To be guilty of serious crime you must intend to do the prohibited thing. Intention is the fundamental requirement for liability. Those two statements require some qualification. Recklessness is often sufficient. There is a difference between a person who actually does the act (the principal offender) and one of the two sorts of secondary participants. The first sort of secondary parties are those who aid, abet, counsel or procure the commission of the offence. These people are liable if, like the principal, they intend the prohibited acts (or are reckless as to whether or not they occur). But, the second sort of secondary party, the one we will be concerned with here, is the person who assists in the commission of one offence, knowing that the principal “could” commit another offence; the question is, what sort of state of mind is needed by the secondary party for liability for that other offence?
I have put the word “could” in quotation marks because there is some variation in the law about what attitude the secondary party must have towards the commission of that other offence. In New Zealand, s 66(2) of the Crimes Act 1961 puts it like this:
“Where 2 or more persons form a common intention to prosecute any unlawful purpose, and to assist each other therein, each of them is a party to every offence committed by any one of them in the prosecution of the common purpose if the commission of that offence was known to be a probable consequence of the prosecution of the common purpose.”
The critical phrase here is “known to be a probable consequence”. Although this sort of secondary party can be liable without actually intending that the other offence be committed, he must regard its commission as a “probable”, rather than a “possible” consequence. This puts the requirement as higher than recklessness, which is usually understood to mean taking a known risk.
There is, therefore, room for some dissatisfaction with this law, as the principal offender may, depending on the definition of the offence in question, only be liable for prohibited conduct that he intended, while the secondary participant is liable merely because he knew its occurrence was probable even if he didn’t want it to happen.
The law of homicide is usually the source of illustrations by commentators, but this is a bad example. To put it in simplified terms, murder can be committed by the principal offender even though he doesn’t intend to kill: recklessness is sufficient. There is not, therefore, the disparity between parties as there might be in relation to some other offences. Nevertheless, in Clayton v R [2006] HCA 58 (13 December 2006) the appellants, convicted as secondary parties to murder, asked the High Court of Australia to change the law. In Victoria, the state of mind required by this sort of secondary party is defined by common law as knowledge that the commission of the other offence (here, murder) was “possible”. This is a lower standard for liability than “probable”. Kirby J, dissenting, thought that the anomalies in the law would be avoided if the requirement was changed to “probable” (para 121), but the other members of the Court declined to change the common law, emphasising that there was no disparity between the forms of liability as the principal could be liable without intending to kill (para 16), and that the issue might really amount to a change in the law of homicide, a matter that should be left to the legislature (para 19).
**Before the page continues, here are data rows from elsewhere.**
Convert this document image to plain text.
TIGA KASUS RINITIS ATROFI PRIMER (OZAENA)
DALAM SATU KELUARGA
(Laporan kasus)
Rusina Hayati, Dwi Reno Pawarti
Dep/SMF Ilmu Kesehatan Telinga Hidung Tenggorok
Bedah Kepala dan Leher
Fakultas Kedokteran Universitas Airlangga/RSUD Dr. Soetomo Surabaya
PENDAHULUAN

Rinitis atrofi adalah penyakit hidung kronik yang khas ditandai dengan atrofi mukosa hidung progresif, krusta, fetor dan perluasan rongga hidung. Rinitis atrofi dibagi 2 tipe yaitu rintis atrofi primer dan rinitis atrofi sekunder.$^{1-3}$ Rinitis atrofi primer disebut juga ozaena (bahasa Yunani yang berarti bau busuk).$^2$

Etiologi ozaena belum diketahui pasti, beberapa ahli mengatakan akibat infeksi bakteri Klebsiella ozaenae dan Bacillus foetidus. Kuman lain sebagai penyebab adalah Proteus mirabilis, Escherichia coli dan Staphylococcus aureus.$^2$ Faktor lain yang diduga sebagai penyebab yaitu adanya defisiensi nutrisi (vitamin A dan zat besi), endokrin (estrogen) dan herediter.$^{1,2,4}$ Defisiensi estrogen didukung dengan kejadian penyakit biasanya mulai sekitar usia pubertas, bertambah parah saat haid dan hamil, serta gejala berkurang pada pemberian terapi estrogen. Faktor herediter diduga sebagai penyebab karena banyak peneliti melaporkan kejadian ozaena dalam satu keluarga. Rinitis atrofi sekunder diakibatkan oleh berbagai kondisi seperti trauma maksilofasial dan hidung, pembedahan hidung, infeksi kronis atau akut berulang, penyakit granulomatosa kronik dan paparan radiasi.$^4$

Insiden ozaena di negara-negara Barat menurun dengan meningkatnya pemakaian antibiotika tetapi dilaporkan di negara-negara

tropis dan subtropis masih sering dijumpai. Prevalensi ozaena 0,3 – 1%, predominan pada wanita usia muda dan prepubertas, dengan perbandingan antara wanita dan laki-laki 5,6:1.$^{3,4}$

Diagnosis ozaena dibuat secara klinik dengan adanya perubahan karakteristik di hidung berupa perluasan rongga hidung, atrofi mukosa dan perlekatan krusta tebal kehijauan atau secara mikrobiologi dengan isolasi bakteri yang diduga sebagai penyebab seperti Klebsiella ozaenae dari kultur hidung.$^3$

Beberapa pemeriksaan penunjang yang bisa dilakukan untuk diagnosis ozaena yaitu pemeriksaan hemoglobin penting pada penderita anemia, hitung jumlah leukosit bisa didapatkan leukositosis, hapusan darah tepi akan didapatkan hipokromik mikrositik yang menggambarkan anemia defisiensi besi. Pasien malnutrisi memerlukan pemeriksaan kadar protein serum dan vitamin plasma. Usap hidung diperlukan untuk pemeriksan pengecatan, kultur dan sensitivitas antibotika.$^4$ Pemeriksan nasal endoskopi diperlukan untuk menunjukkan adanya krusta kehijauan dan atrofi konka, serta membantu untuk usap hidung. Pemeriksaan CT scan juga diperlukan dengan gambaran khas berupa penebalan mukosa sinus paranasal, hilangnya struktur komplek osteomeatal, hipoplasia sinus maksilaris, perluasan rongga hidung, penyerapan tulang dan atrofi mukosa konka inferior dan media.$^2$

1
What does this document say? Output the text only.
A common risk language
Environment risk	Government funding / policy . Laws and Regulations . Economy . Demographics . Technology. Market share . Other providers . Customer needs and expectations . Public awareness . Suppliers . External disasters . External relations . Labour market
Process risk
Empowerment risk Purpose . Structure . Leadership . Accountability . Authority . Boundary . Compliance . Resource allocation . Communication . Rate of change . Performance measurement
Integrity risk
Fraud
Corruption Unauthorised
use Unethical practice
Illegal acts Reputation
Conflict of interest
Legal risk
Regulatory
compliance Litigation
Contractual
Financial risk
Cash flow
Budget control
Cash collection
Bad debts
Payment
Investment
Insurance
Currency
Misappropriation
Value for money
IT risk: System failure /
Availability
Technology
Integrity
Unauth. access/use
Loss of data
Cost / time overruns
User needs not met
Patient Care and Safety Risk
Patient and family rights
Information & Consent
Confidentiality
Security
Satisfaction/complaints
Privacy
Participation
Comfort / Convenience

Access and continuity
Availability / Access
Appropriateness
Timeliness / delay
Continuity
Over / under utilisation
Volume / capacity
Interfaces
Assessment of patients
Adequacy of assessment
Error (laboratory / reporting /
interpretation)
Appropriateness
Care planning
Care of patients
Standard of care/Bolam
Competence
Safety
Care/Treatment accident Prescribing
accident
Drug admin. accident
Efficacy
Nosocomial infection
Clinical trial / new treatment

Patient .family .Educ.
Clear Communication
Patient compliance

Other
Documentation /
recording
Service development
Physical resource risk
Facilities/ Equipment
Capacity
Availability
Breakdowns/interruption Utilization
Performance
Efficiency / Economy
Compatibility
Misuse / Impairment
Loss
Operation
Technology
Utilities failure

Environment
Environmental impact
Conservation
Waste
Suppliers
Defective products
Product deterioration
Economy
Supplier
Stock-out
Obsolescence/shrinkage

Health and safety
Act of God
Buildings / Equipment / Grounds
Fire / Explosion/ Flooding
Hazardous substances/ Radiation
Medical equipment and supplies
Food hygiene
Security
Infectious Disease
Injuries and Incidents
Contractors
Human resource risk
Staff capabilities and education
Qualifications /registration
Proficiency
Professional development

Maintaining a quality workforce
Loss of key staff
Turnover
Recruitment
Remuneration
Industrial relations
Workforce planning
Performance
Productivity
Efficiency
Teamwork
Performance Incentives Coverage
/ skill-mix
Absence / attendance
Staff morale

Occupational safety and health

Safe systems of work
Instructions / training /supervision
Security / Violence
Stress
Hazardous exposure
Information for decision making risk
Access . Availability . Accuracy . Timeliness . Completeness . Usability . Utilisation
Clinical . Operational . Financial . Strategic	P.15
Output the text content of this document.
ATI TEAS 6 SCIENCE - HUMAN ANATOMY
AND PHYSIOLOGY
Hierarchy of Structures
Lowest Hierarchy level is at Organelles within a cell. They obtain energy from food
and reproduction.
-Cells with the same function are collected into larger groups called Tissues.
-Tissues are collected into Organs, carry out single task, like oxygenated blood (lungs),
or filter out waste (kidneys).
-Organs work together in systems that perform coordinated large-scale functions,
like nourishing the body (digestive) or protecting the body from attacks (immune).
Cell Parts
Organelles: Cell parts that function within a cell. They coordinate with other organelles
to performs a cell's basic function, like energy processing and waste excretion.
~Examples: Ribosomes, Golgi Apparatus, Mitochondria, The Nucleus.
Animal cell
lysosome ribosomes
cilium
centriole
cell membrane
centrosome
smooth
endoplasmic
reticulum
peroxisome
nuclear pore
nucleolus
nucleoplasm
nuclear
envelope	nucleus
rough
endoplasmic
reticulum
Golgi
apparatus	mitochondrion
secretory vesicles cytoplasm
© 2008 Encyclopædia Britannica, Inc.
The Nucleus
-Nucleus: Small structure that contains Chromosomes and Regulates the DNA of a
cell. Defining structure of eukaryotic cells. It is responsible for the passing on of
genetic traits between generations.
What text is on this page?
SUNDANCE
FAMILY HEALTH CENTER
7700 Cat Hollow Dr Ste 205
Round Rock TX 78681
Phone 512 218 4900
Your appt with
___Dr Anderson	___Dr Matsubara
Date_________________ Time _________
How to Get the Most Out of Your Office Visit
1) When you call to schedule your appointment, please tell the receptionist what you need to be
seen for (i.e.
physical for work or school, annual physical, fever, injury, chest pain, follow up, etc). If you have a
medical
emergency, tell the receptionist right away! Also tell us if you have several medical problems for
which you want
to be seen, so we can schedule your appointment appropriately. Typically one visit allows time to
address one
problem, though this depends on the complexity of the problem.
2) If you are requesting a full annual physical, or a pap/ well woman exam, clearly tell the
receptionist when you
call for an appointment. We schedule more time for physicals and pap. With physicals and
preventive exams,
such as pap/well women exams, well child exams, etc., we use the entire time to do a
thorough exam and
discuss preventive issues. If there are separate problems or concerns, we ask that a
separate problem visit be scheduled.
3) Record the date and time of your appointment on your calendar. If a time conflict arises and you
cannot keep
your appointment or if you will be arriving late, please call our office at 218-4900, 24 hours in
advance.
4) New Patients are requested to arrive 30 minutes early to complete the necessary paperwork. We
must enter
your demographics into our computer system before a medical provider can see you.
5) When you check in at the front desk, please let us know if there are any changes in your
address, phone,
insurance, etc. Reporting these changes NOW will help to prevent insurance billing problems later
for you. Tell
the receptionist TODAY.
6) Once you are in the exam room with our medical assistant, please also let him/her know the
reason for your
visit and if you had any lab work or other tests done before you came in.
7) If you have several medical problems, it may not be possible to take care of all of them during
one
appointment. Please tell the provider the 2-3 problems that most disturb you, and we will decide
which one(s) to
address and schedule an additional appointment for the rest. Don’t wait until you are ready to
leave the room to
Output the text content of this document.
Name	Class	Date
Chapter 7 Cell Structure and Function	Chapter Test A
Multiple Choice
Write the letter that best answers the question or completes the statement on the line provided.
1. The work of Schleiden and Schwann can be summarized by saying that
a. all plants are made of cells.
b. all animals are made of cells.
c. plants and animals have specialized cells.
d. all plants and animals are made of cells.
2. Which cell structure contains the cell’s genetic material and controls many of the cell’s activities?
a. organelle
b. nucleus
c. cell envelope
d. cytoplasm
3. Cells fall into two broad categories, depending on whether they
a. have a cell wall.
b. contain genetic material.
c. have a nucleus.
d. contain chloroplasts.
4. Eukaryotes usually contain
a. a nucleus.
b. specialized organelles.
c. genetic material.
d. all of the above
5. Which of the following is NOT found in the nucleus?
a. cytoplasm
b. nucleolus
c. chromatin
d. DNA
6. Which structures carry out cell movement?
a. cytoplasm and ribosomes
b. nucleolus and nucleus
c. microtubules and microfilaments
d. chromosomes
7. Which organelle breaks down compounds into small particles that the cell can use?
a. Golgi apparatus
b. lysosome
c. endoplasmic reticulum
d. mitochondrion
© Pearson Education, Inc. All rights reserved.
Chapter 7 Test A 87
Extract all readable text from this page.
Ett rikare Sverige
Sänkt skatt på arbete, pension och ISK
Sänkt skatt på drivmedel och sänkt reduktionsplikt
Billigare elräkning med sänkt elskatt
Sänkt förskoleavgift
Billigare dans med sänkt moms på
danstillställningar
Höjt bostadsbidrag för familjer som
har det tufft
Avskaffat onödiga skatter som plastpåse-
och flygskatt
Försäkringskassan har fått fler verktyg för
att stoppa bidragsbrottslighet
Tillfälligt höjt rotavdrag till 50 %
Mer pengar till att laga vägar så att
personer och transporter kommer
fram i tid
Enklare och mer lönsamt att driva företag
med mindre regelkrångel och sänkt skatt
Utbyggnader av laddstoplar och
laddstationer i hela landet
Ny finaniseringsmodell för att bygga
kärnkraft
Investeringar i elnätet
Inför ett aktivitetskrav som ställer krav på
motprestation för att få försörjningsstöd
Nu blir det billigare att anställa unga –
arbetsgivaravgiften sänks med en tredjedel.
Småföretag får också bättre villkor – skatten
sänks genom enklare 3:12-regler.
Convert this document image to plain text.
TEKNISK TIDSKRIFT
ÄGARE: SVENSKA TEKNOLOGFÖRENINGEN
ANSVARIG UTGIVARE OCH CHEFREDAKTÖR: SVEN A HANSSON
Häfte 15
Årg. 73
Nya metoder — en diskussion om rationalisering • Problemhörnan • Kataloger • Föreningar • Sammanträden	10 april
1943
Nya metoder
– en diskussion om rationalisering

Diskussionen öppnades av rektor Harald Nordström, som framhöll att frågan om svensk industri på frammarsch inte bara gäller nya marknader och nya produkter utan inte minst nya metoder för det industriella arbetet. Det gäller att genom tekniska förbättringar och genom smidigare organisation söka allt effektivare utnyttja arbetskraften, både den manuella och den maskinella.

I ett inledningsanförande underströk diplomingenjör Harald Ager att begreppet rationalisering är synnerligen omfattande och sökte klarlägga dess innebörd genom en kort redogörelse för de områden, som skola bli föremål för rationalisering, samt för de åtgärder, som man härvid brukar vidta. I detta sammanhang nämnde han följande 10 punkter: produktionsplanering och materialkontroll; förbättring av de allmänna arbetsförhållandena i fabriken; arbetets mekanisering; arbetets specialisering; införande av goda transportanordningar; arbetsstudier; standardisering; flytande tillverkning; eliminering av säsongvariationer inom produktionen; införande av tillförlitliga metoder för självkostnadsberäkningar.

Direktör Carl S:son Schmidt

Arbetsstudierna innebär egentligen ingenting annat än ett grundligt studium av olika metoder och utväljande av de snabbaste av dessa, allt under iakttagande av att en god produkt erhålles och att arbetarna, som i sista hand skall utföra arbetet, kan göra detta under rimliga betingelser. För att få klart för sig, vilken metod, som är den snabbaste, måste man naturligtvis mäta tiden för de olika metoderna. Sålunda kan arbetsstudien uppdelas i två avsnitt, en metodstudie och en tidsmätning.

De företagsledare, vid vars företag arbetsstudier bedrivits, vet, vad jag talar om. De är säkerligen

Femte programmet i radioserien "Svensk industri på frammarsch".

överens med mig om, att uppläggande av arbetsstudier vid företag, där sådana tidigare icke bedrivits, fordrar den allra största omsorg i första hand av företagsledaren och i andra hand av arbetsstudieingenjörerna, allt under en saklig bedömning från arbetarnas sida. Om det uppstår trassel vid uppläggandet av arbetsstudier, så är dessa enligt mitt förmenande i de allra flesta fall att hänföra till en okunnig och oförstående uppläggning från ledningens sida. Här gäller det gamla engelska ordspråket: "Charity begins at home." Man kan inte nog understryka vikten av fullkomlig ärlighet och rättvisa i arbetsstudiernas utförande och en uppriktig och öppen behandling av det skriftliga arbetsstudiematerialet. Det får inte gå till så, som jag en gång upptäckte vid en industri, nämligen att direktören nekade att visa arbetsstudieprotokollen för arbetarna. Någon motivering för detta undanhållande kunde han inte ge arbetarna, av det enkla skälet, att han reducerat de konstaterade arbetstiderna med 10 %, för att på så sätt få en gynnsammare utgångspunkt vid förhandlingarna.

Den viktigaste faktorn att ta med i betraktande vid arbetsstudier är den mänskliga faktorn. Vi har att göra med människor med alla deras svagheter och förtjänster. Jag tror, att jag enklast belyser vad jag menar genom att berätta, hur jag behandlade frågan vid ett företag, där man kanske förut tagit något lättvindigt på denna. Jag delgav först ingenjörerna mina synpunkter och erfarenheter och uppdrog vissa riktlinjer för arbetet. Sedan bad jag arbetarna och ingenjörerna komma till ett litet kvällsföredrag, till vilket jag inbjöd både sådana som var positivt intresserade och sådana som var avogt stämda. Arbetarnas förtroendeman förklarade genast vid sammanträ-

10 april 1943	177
At para 20 the majority refer to the jurisprudential basis for the different forms of liability:
“Further, no change could be undertaken to the law of extended common purpose without examining the whole of the law with respect to secondary liability for crime. The history of the distinction between joint enterprise liability and secondary liability as an aider, abettor, counsellor or procurer of an offence has recently been traced by Professor Simester ["The Mental Element in Complicity", (2006) 122 Law Quarterly Review 578 at 596-598]. As that author demonstrates [at 598-599], liability as an aider and abettor is grounded in the secondary party's contribution to another's crime. By contrast, in joint enterprise cases, the wrong lies in the mutual embarkation on a crime, and the participants are liable for what they foresee as the possible results of that venture. In some cases, the accused may be guilty both as an aider and abettor, and as participant in a joint criminal enterprise. That factual intersection of the two different sets of principles does not deny their separate utility.”
This was the extent of the majority’s reference to the “separate utility” of the different forms of liability. Kirby J, at para 107, was not convinced by Simester’s rationale:
“The justification presented by Simester …[Simester and Sullivan, Criminal Law Theory and Doctrine, 2nd ed (2003) at 226; see also Simester, "The Mental Element in Complicity", (2006) 122 Law Quarterly Review 578 at 592-601] is ultimately unpersuasive. The law may indeed dislike group anti-social activities, particularly where they result in death. But a rational and just legal system will dislike such activities equally, whether the conduct charged is prosecuted as an offence of acting in concert or of aiding and abetting others in carrying out the group activity. The law will not withdraw from one means only of establishing the offence (by reliance upon extended common purpose liability) the normal requirement of the modern criminal law that the prosecution prove a requisite intention on the part of the secondary offender.”
The New Zealand Court of Appeal has taken this logical approach of treating principal and secondary parties on the same footing: R v Tuhoro [1998] 3 NZLR 568; (1998) 15 CRNZ 568 (CA), 573:
“Having regard to the increasing number of persons prepared to combine for major criminal activity, … it is neither contrary to public policy nor unjust to hold them to account on the same basis as the actual perpetrator of any crimes within the scope of their criminal plan.”